Esclusa in radice la configurabilità della violazione di legge, non si ravvisa il denunciato vizio di motivazione, neppure sotto il profilo dall’omesso esame della questione della diversa qualificazione della domanda, che il ricorrente non ha dimostrato di avere prospettato al giudice d’appello.

1.3. – Del pari risulta insussistente il vizio di motivazione prospettato con riguardo alla valutazione degli esiti della CTU. La Corte d’appello ha preso in esame l’accertamento contenuto nella CTU, evidenziando che tale accertamento era consistito nella “lettura” dei documenti catastali i quali, in assenza dei titoli di provenienza, non provavano la titolarità della proprietà in capo all’opponente della porzione di immobile rivendicato, potendo al più dimostrare che l’immobile sottoposto a procedura esecutiva non appartenesse per intero alla sig.ra D.L..

La motivazione così resa risulta conforme al principio consolidato secondo cui, nel giudizio di rivendica i dati catastali non hanno valore di prova, ma di semplici indizi (ex plurimis, Cass., sez. 2, sentenza n. 5131 del 2009).

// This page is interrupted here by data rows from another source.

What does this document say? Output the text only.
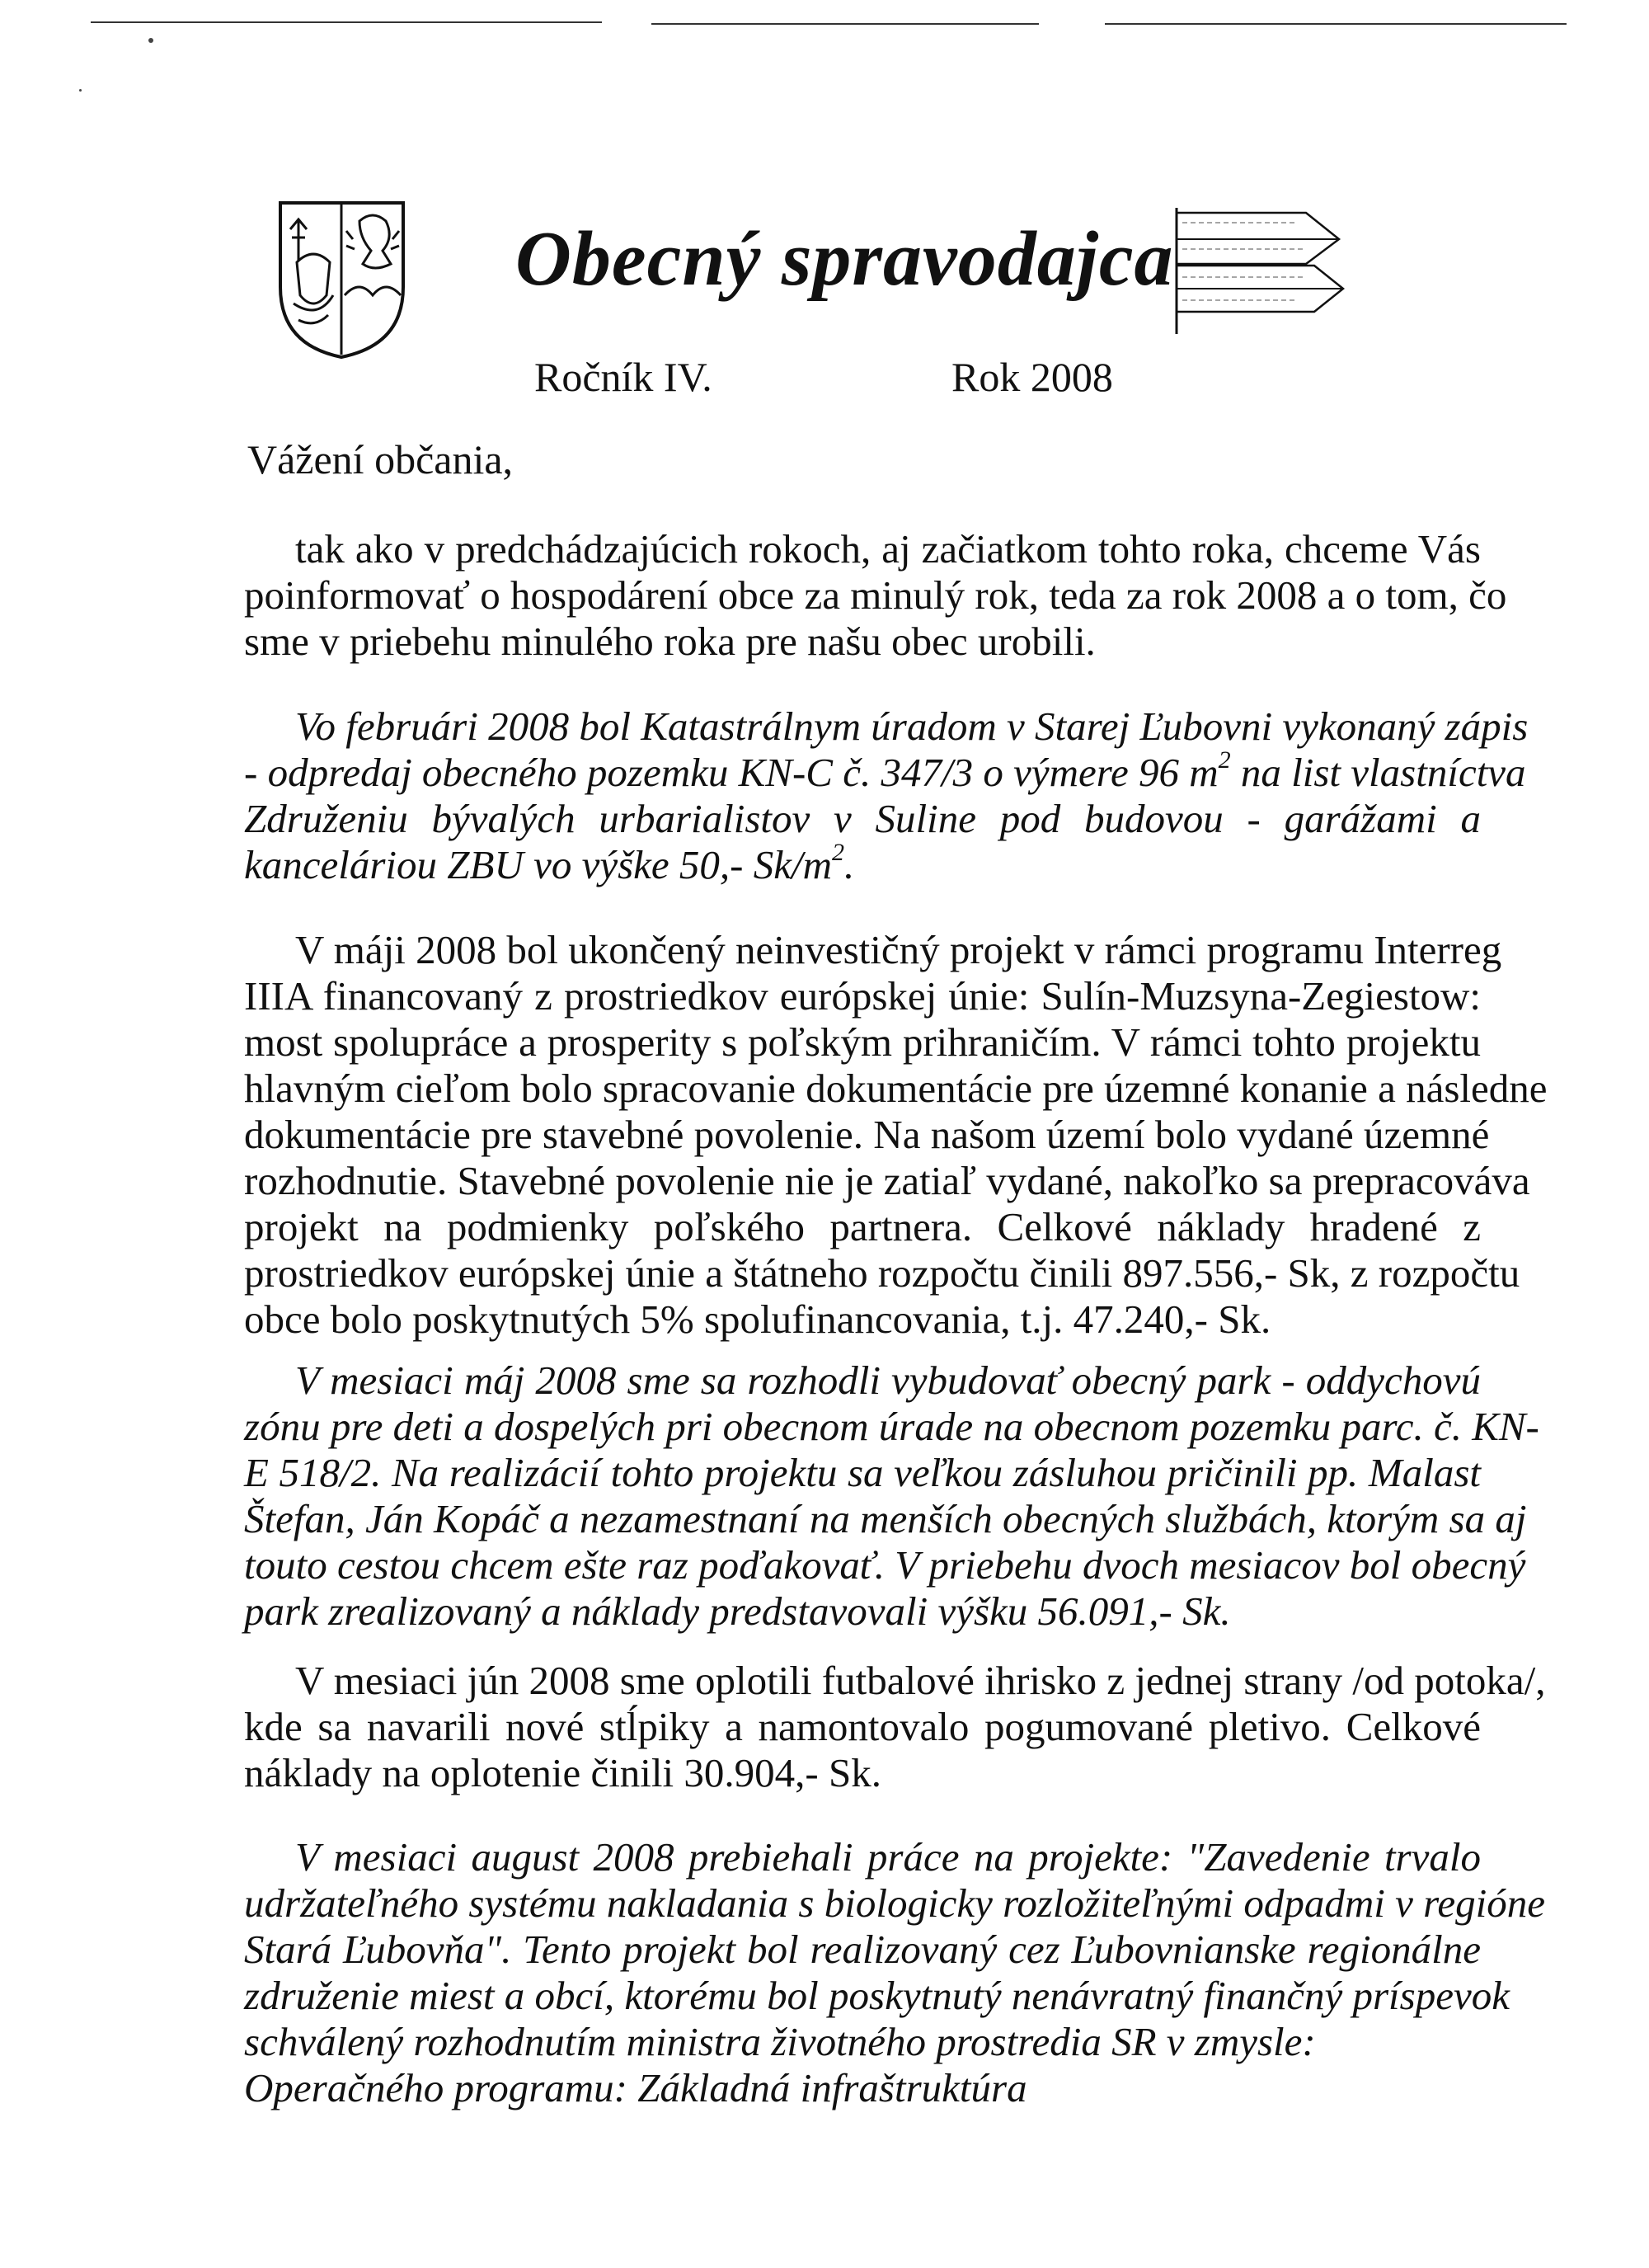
Obecný spravodajca
Ročník IV.	Rok 2008
Vážení občania,
tak ako v predchádzajúcich rokoch, aj začiatkom tohto roka, chceme Vás
poinformovať o hospodárení obce za minulý rok, teda za rok 2008 a o tom, čo
sme v priebehu minulého roka pre našu obec urobili.
Vo februári 2008 bol Katastrálnym úradom v Starej Ľubovni vykonaný zápis
- odpredaj obecného pozemku KN-C č. 347/3 o výmere 96 $m^2$ na list vlastníctva
Združeniu bývalých urbarialistov v Suline pod budovou - garážami a
kanceláriou ZBU vo výške 50,- $Sk/m^2$.
V máji 2008 bol ukončený neinvestičný projekt v rámci programu Interreg
IIIA financovaný z prostriedkov európskej únie: Sulín-Muzsyna-Zegiestow:
most spolupráce a prosperity s poľským prihraničím. V rámci tohto projektu
hlavným cieľom bolo spracovanie dokumentácie pre územné konanie a následne
dokumentácie pre stavebné povolenie. Na našom území bolo vydané územné
rozhodnutie. Stavebné povolenie nie je zatiaľ vydané, nakoľko sa prepracováva
projekt na podmienky poľského partnera. Celkové náklady hradené z
prostriedkov európskej únie a štátneho rozpočtu činili 897.556,- Sk, z rozpočtu
obce bolo poskytnutých 5% spolufinancovania, t.j. 47.240,- Sk.
V mesiaci máj 2008 sme sa rozhodli vybudovať obecný park - oddychovú
zónu pre deti a dospelých pri obecnom úrade na obecnom pozemku parc. č. KN-
E 518/2. Na realizácií tohto projektu sa veľkou zásluhou pričinili pp. Malast
Štefan, Ján Kopáč a nezamestnaní na menších obecných službách, ktorým sa aj
touto cestou chcem ešte raz poďakovať. V priebehu dvoch mesiacov bol obecný
park zrealizovaný a náklady predstavovali výšku 56.091,- Sk.
V mesiaci jún 2008 sme oplotili futbalové ihrisko z jednej strany /od potoka/,
kde sa navarili nové stĺpiky a namontovalo pogumované pletivo. Celkové
náklady na oplotenie činili 30.904,- Sk.
V mesiaci august 2008 prebiehali práce na projekte: "Zavedenie trvalo
udržateľného systému nakladania s biologicky rozložiteľnými odpadmi v regióne
Stará Ľubovňa". Tento projekt bol realizovaný cez Ľubovnianske regionálne
združenie miest a obcí, ktorému bol poskytnutý nenávratný finančný príspevok
schválený rozhodnutím ministra životného prostredia SR v zmysle:
Operačného programu: Základná infraštruktúra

2. – Al rigetto del ricorso segue la condanna del ricorrente alle spese del giudizio di cassazione, liquidate come in dispositivo.

PQM

La Corte rigetta il ricorso e condanna il ricorrente al pagamento delle spese in favore di C.L. e Società di Gestione di Attività SGA s.p.a., che liquida, per ciascuno dei controricorrenti, in complessivi Euro 2.500,00, di cui Euro 200,00 per esborsi, oltre spese generali e accessori di legge.

Così deciso in Roma, nella Camera di consiglio della Sezione Seconda Civile della Corte Suprema di Cassazione, il 9 giugno 2016.